Ridgefield Drive resident Richard Caldwell, president of the owner’s  association, right, talks about future plans for expansion of the Pheasant Knoll condominium developement after Monday’s Planning Board meeting in Gorham.

Robert Georgitis, vice president of Kasprzak Landholdings & Homes Inc., discusses Monday with the Planning Board his firm’s plans to expand its Pheasant Knoll development by 120 dwelling units in 60 buildings.

GORHAM — A proposed expansion of the Pheasant Knoll Condominium development for senior citizens off Fort Hill Road is raising worries of residents in the Ridgefield Drive area.

Kasprzak Landholdings & Homes Inc. is proposing an additional 120 units with 60 buildings in the 77-acre Pheasant Knoll development.

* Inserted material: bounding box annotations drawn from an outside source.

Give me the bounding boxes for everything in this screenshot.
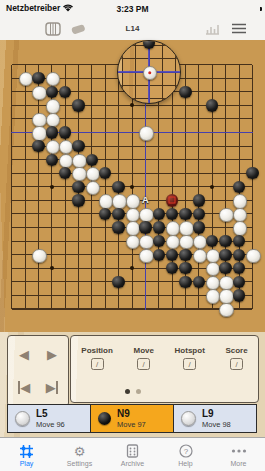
board-surface: A ◀ ▶ ◀ ▶ Position / Move / Hotspot / — [0, 40, 265, 437]
white-stone — [126, 194, 140, 208]
grid-line — [252, 65, 253, 309]
tab-help[interactable]: ? Help — [159, 438, 212, 471]
chart-icon[interactable] — [205, 22, 220, 35]
black-stone — [86, 154, 98, 166]
black-stone — [246, 167, 258, 179]
magnifier-loupe — [117, 40, 181, 104]
black-stone — [32, 140, 44, 152]
white-stone — [206, 249, 220, 263]
toggle-position[interactable]: Position / — [81, 346, 113, 370]
black-stone — [112, 221, 124, 233]
black-stone — [99, 167, 111, 179]
black-stone — [193, 208, 205, 220]
status-bar: Netzbetreiber 3:23 PM — [0, 0, 265, 20]
black-stone — [46, 86, 58, 98]
star-point — [130, 103, 134, 107]
grid-line — [12, 308, 253, 309]
black-stone — [139, 221, 151, 233]
clock: 3:23 PM — [0, 4, 265, 14]
more-icon — [231, 444, 247, 459]
black-stone — [46, 126, 58, 138]
tab-more[interactable]: More — [212, 438, 265, 471]
move-cell-next[interactable]: L9Move 98 — [173, 404, 257, 433]
current-move-stone — [166, 194, 178, 206]
black-stone — [219, 249, 231, 261]
last-move-marker — [169, 197, 176, 204]
white-stone — [206, 262, 220, 276]
black-stone — [233, 181, 245, 193]
black-stone — [112, 181, 124, 193]
app-screen: Netzbetreiber 3:23 PM L14 A ◀ ▶ ◀ — [0, 0, 265, 471]
white-stone — [219, 208, 233, 222]
white-stone — [219, 303, 233, 317]
white-stone — [126, 221, 140, 235]
white-stone — [193, 235, 207, 249]
black-stone — [72, 99, 84, 111]
black-stone — [153, 208, 165, 220]
white-stone — [59, 154, 73, 168]
black-stone — [233, 235, 245, 247]
black-stone — [219, 235, 231, 247]
black-stone — [72, 181, 84, 193]
white-stone — [19, 72, 33, 86]
step-forward-button[interactable]: ▶ — [47, 348, 57, 361]
white-stone — [32, 249, 46, 263]
toggle-score[interactable]: Score / — [225, 346, 247, 370]
move-cell-previous[interactable]: L5Move 96 — [7, 404, 91, 433]
white-stone — [139, 235, 153, 249]
white-stone — [99, 194, 113, 208]
black-stone — [179, 262, 191, 274]
goban[interactable]: A — [0, 40, 265, 332]
move-bar: L5Move 96 N9Move 97 L9Move 98 — [7, 404, 257, 433]
page-dots[interactable] — [0, 389, 265, 394]
black-stone — [233, 262, 245, 274]
white-stone — [59, 140, 73, 154]
black-stone — [153, 235, 165, 247]
black-stone — [206, 235, 218, 247]
black-stone — [166, 249, 178, 261]
black-stone — [193, 194, 205, 206]
white-stone — [206, 276, 220, 290]
white-stone — [179, 235, 193, 249]
white-stone-icon — [181, 411, 196, 426]
black-stone — [233, 249, 245, 261]
white-stone — [139, 249, 153, 263]
black-stone — [179, 86, 191, 98]
white-stone — [206, 289, 220, 303]
checkbox-slash-icon[interactable]: / — [230, 358, 243, 370]
toolbar: L14 — [0, 20, 265, 40]
white-stone — [193, 249, 207, 263]
white-stone — [32, 113, 46, 127]
star-point — [130, 185, 134, 189]
black-stone — [193, 276, 205, 288]
white-stone — [126, 235, 140, 249]
tab-bar: Play ⚙ Settings Archive ? Help More — [0, 437, 265, 471]
star-point — [210, 185, 214, 189]
white-stone — [46, 140, 60, 154]
magnifier-black-stone — [143, 40, 155, 49]
menu-icon[interactable] — [231, 22, 247, 35]
white-stone — [233, 208, 247, 222]
black-stone — [46, 154, 58, 166]
black-stone — [112, 208, 124, 220]
playback-panel: ◀ ▶ ◀ ▶ — [7, 335, 69, 407]
white-stone — [46, 113, 60, 127]
magnifier-white-stone — [143, 66, 157, 80]
black-stone — [179, 249, 191, 261]
tab-archive[interactable]: Archive — [106, 438, 159, 471]
white-stone — [233, 194, 247, 208]
white-stone — [86, 181, 100, 195]
white-stone — [46, 99, 60, 113]
black-stone — [32, 72, 44, 84]
touched-coordinate-label: L14 — [0, 24, 265, 33]
white-stone — [166, 221, 180, 235]
black-stone — [179, 208, 191, 220]
white-stone — [233, 221, 247, 235]
black-stone — [59, 86, 71, 98]
black-stone — [166, 262, 178, 274]
white-stone — [139, 208, 153, 222]
toggle-hotspot[interactable]: Hotspot / — [175, 346, 205, 370]
checkbox-slash-icon[interactable]: / — [183, 358, 196, 370]
white-stone — [139, 126, 153, 140]
checkbox-slash-icon[interactable]: / — [137, 358, 150, 370]
black-stone — [153, 249, 165, 261]
gear-icon: ⚙ — [74, 444, 86, 459]
move-cell-current[interactable]: N9Move 97 — [90, 404, 174, 433]
tab-play[interactable]: Play — [0, 438, 53, 471]
archive-icon — [126, 444, 139, 459]
black-stone — [72, 140, 84, 152]
white-stone — [166, 235, 180, 249]
star-point — [130, 266, 134, 270]
white-stone — [86, 167, 100, 181]
black-stone — [59, 167, 71, 179]
next-move-label: A — [142, 194, 149, 205]
checkbox-slash-icon[interactable]: / — [91, 358, 104, 370]
red-dot-marker — [148, 71, 152, 75]
white-stone — [126, 208, 140, 222]
black-stone — [112, 276, 124, 288]
tab-settings[interactable]: ⚙ Settings — [53, 438, 106, 471]
svg-text:?: ? — [183, 447, 188, 456]
star-point — [50, 266, 54, 270]
white-stone — [219, 276, 233, 290]
white-stone — [72, 154, 86, 168]
white-stone-icon — [15, 411, 30, 426]
black-stone — [193, 221, 205, 233]
black-stone — [59, 126, 71, 138]
black-stone — [99, 208, 111, 220]
black-stone — [72, 194, 84, 206]
black-stone — [233, 276, 245, 288]
white-stone — [112, 194, 126, 208]
toggle-move[interactable]: Move / — [134, 346, 154, 370]
white-stone — [179, 221, 193, 235]
black-stone — [219, 262, 231, 274]
black-stone — [233, 289, 245, 301]
white-stone — [72, 167, 86, 181]
black-stone — [153, 221, 165, 233]
black-stone — [179, 276, 191, 288]
white-stone — [246, 249, 260, 263]
black-stone — [166, 208, 178, 220]
white-stone — [219, 289, 233, 303]
goban-tab-icon — [19, 444, 34, 459]
step-back-button[interactable]: ◀ — [19, 348, 29, 361]
grid-line — [198, 65, 199, 309]
star-point — [50, 185, 54, 189]
black-stone — [206, 99, 218, 111]
white-stone — [32, 86, 46, 100]
white-stone — [46, 72, 60, 86]
help-icon: ? — [179, 444, 193, 459]
white-stone — [32, 126, 46, 140]
black-stone-icon — [98, 412, 111, 425]
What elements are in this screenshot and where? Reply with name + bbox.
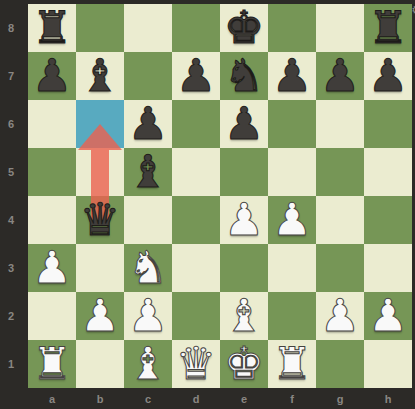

Robert Georgitis, company vice president, discussed the proposed expansion at the Planning Board Monday.

Tom Poirier, town planner, said the project has been approved for a contract zone that restrict’s residents to age 55 and over. “It’s very preliminary,” Poirier said about expansion. “No official application yet.”

Georgitis said the main access into the expansion would be the existing Falcon Crest Drive, a public road into the Pheasant Knoll development from Fort Hill Road (Route 114). Monday’s talk of the proposed expansion brought out numerous residents concerned about additional, potential traffic on the private Ridgefield Drive in the development.

Ridgefield Drive resident Richard Caldwell, president of the homeowners’ association, told planners Ridgefield is not a town road. “We’ve got quite a group here tonight,” Caldwell said. “We are responsible for Ridgefield Drive,” Caldwell said. “We take care of it. We don’t want extra traffic.”

John Lavin of 56 Ridgefield asked about road standards and town codes. Poirier responded that roads in the developement would have to meet standards set by the Planning Board.

There will be multiple opportunities for public input. “It’ll be coming to the board a number of times,” Planning Board Chairman Edward Zelmanow said.

Georgitis expected the approval process involving the Planning Board and the Maine Department of Environmental Protection to take a year. Responding to a question from Zelmanow, Georgitis predicted another real estate recession and that buildout could take 10 years.

The expansion plan in 2015 was revamped from 140 units in 35 additional buildings . Plans for four-unit buildings have been revised for two-unit buildings.The contract zone allows for up to a total of 228 units in the development.

Under the contract zone conditions, Kasprzak upgraded the sewer pumping station at the nearby University of Southern Maine and built a sidewalk along Fort Hill Road.

The latest expansion plans call for private interior roads, street lights, sidewalks and clustered mailboxes.

Georgitis also said the company has been looking at utilizing solar power and heat pumps to provide heating and cooling.